The history of the Carnival is both recent and ancient. It was only during the second half of the 20th century that the Carnival of Venice became an event that attracted sponsors and television stations. However, the origins of the festival date back to the ancient past.

In Greek and Roman times, there were periods during which people were allowed to take liberties denied to them during the rest of the year. Protected by masks, poor people were allowed to make fun of the rich without being punished: the Romans used to say “semel in anno licet insanire” (once a year it is legitimate to go crazy), while according to an Italian proverb “a Carnevale ogni scherzo vale” (during Carnival any joke is legit). This reversal of the rules was an invaluable tool used by authorities to keep the people content. 

Later, when Christianity took over, the festival was transformed into the last period of merrymaking prior to Lent, which is the period of repentance preceding Easter. Although dates slightly differ, the Carnival is celebrated in all Catholic countries. It has retained the original custom of wearing masks, with the addition, over time, of numerous other rituals.
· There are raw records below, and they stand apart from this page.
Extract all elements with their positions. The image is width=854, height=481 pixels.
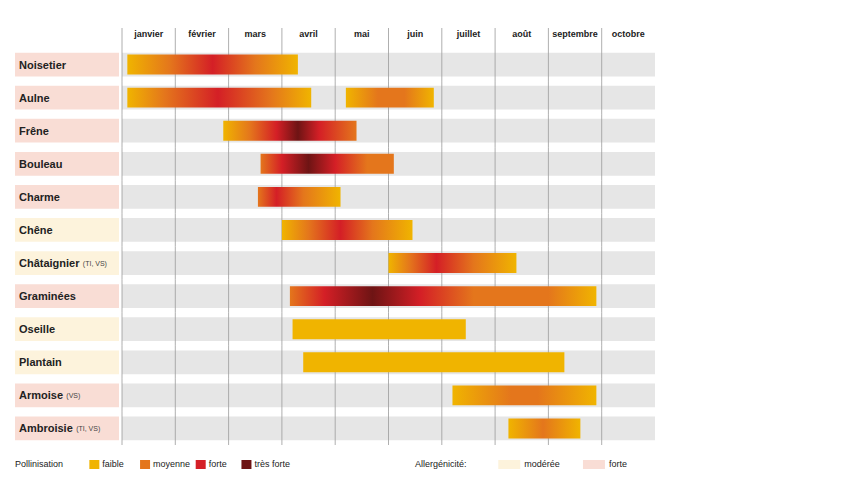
svg-text:Charme: Charme	[19, 191, 60, 203]
svg-text:février: février	[188, 29, 216, 39]
svg-text:Oseille: Oseille	[19, 323, 55, 335]
svg-text:faible: faible	[102, 459, 124, 469]
svg-text:Châtaignier: Châtaignier	[19, 257, 80, 269]
svg-text:Armoise: Armoise	[19, 389, 63, 401]
svg-text:(TI, VS): (TI, VS)	[76, 425, 100, 433]
svg-text:moyenne: moyenne	[153, 459, 190, 469]
svg-text:Bouleau: Bouleau	[19, 158, 62, 170]
svg-text:juin: juin	[406, 29, 423, 39]
svg-text:Graminées: Graminées	[19, 290, 76, 302]
svg-text:Plantain: Plantain	[19, 356, 62, 368]
svg-text:forte: forte	[209, 459, 227, 469]
svg-text:mars: mars	[244, 29, 266, 39]
svg-text:janvier: janvier	[133, 29, 164, 39]
svg-text:Noisetier: Noisetier	[19, 59, 67, 71]
svg-text:Chêne: Chêne	[19, 224, 53, 236]
svg-text:mai: mai	[354, 29, 370, 39]
svg-text:octobre: octobre	[612, 29, 645, 39]
svg-text:Aulne: Aulne	[19, 92, 50, 104]
svg-text:(TI, VS): (TI, VS)	[83, 260, 107, 268]
svg-text:Pollinisation: Pollinisation	[15, 459, 63, 469]
svg-text:modérée: modérée	[524, 459, 560, 469]
svg-text:Allergénicité:: Allergénicité:	[415, 459, 467, 469]
svg-text:juillet: juillet	[456, 29, 481, 39]
svg-text:septembre: septembre	[552, 29, 598, 39]
svg-text:Frêne: Frêne	[19, 125, 49, 137]
svg-text:très forte: très forte	[254, 459, 290, 469]
svg-text:Ambroisie: Ambroisie	[19, 422, 73, 434]
svg-text:avril: avril	[299, 29, 318, 39]
svg-text:(VS): (VS)	[66, 392, 80, 400]
svg-text:août: août	[512, 29, 531, 39]
svg-text:forte: forte	[609, 459, 627, 469]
The festivities were highlighted by the many symbols that marked Venice’s success as a maritime power. These symbols included the fireworks discovered by Marco Polo in China, and the many influences from the East portrayed in costumes emulating those worn by Moors, Turks and Tartars encountered during explorations around the world. The Doges used the opulence of the festivities as a symbol of their power and thus, these celebrations became even more grandiose.

Artisans adept at working leather, textiles, wood or glass used the Carnival as a proving ground to hone and demonstrate their skills: costumes and footwear, masks and stage sets became increasingly elaborate and impressive, and continue to be a triumphant part of Venice’s cultural heritage.